MODEMETROPOLEBERLIN: Aus für Kreativität?
■ Steigende Gewerbemieten bedeuten für viele DesignerInnen das Ende ihrer kreativen Möglichkeiten
Berlin war in den zwanziger Jahren eine Stadt, in der sich Kunst und Kultur trafen. Den Charme des Kurfürstendamms machten vor allen Dingen die vielen kleinen Modeläden aus, die in jenen Tagen wie Pilze aus dem Boden schossen. Mode aus Berlin hatte einmal einen internationalen Ruf. Nur wenig konnte sich aus jener Zeit bis heute hinüberretten. Berlin ist längst keine der großen Modestädte mehr, Düsseldorf vor allem und München haben ihr den Rang in Deutschland abgelaufen. Paris und Mailand liegen als Vorbilder in weiter Ferne. Aber in den vergangenen Jahren konnte sich immerhin eine Modekultur erhalten, die sich durch ihre Individualität auszeichnete. Die Off-Mode wurde hier kreiert, und die Designer konnten ihre Modelle in eigenen Läden mit halbwegs erschwinglichen Mieten anbieten.
Aber auch diese Zeiten scheinen nun vorbei zu sein. Immer mehr der kleinen Boutiquen — und mit ihnen alle Kleingewerbetreibenden — müssen um ihre Existenz fürchten. Mieterhöhungen um 300 oder 400 Prozent bei Auslauf bestehender Mietverträge sind heute an der Tagesordnung.
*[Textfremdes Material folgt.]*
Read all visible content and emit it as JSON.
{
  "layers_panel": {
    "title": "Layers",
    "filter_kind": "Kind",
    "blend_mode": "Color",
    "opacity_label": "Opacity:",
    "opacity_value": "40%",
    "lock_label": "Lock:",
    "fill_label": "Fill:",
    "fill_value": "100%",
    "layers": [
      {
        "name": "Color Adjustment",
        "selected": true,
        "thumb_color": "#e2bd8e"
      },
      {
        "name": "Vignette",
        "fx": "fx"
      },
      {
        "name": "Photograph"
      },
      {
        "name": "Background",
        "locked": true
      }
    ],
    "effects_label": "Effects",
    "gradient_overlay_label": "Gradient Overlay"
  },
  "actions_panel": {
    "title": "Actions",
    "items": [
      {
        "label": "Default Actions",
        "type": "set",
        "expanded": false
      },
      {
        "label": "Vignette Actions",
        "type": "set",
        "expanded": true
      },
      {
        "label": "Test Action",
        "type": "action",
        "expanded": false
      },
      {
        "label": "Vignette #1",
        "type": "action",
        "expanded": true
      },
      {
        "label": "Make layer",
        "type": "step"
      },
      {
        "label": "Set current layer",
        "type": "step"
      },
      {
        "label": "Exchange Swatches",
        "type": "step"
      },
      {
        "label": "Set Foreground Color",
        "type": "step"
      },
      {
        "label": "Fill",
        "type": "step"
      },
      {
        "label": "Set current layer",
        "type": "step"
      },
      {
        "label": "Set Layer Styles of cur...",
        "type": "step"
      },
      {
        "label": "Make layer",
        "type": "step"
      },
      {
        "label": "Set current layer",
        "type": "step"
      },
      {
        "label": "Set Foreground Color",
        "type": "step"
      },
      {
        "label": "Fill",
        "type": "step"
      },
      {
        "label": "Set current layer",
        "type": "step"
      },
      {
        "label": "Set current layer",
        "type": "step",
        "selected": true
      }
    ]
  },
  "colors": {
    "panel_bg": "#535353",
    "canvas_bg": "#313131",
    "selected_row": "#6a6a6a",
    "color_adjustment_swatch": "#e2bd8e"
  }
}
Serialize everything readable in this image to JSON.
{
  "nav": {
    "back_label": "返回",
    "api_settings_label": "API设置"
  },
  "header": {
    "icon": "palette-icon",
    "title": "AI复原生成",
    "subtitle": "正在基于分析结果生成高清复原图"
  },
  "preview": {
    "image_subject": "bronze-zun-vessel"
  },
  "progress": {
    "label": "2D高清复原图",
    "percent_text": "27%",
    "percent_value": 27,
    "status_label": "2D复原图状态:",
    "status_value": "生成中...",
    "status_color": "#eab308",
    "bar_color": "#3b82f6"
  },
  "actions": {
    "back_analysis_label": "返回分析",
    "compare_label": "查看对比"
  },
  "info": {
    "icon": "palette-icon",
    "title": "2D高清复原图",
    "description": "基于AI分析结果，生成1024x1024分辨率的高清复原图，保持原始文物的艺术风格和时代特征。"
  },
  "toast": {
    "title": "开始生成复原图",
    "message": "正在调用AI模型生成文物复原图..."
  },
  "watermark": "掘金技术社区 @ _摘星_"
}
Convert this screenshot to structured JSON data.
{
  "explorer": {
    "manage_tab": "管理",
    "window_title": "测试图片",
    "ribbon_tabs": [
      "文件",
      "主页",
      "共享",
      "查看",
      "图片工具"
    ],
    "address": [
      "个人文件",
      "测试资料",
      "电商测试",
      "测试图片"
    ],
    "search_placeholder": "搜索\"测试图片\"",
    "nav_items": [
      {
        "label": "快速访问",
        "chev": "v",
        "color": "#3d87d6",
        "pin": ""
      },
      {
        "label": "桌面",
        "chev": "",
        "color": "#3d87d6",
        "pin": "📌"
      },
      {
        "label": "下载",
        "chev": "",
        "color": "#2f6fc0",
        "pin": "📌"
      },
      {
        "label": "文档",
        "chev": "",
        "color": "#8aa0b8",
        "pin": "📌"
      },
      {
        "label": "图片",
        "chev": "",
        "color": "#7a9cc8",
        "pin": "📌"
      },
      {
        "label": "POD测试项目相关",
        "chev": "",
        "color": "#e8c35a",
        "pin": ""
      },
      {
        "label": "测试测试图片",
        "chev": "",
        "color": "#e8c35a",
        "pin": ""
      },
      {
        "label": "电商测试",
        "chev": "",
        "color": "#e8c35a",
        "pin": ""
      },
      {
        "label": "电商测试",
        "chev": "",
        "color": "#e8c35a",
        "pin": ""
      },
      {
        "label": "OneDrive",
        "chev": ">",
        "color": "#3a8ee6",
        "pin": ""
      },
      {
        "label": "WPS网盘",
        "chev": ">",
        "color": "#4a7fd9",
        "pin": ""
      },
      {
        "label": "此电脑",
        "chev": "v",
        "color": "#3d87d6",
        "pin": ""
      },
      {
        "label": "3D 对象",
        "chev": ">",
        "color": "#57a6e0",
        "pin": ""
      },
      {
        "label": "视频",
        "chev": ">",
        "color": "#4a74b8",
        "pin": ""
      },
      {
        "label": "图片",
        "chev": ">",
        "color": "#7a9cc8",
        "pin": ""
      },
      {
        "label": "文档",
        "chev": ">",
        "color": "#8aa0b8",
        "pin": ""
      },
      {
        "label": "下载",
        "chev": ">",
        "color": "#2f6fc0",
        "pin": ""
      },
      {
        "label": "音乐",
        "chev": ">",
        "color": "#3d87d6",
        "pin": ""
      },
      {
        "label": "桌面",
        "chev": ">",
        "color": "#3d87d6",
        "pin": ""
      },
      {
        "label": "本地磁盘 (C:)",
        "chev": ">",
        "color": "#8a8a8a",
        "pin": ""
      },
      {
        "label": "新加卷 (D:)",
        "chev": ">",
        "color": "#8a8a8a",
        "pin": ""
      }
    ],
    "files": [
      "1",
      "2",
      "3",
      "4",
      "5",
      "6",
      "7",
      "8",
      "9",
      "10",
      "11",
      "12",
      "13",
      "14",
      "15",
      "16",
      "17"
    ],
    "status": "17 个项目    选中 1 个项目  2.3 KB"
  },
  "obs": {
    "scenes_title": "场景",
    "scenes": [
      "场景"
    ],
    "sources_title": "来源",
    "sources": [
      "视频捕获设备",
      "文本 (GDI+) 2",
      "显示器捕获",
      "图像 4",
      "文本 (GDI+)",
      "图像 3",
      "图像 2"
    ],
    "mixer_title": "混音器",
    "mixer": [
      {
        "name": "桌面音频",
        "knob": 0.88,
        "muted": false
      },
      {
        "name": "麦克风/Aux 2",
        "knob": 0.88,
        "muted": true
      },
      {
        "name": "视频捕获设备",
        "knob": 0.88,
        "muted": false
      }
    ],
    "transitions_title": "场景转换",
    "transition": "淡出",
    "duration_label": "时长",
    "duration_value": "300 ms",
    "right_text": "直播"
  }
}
Berlin soll Metropole werden, die neben Paris, New York und London bestehen kann. Doch eine Metropole zeichnet sich nicht dadurch aus, daß man ihren kreativen Impulsen die materielle Basis entzieht. Das Eindampfen der Berliner Modeszene auf Kaufhaus-Mainstream und Luxusboutiquen — beide gehören zu der Klientel, die sich teure Gewerbemieten leisten können — wird Berlin mehr denn je zu einer Randerscheinung der internationalen Modeszene machen. Wird dem nicht entgegengewirkt, behält Berlin nicht nur seinen in dieser Hinsicht provinziellen Charakter, sondern verliert darüber hinaus sein vielbeneidetes Charakteristikum: die kreative Individualität der Künstler, Designer und Lebensoptimisten! Biank Rodalquilar
Christine Beckmann
Die AutorInnen betreiben in Berlin- Charlottenburg eine Boutique für Dékolletéschmuck und Kleidung.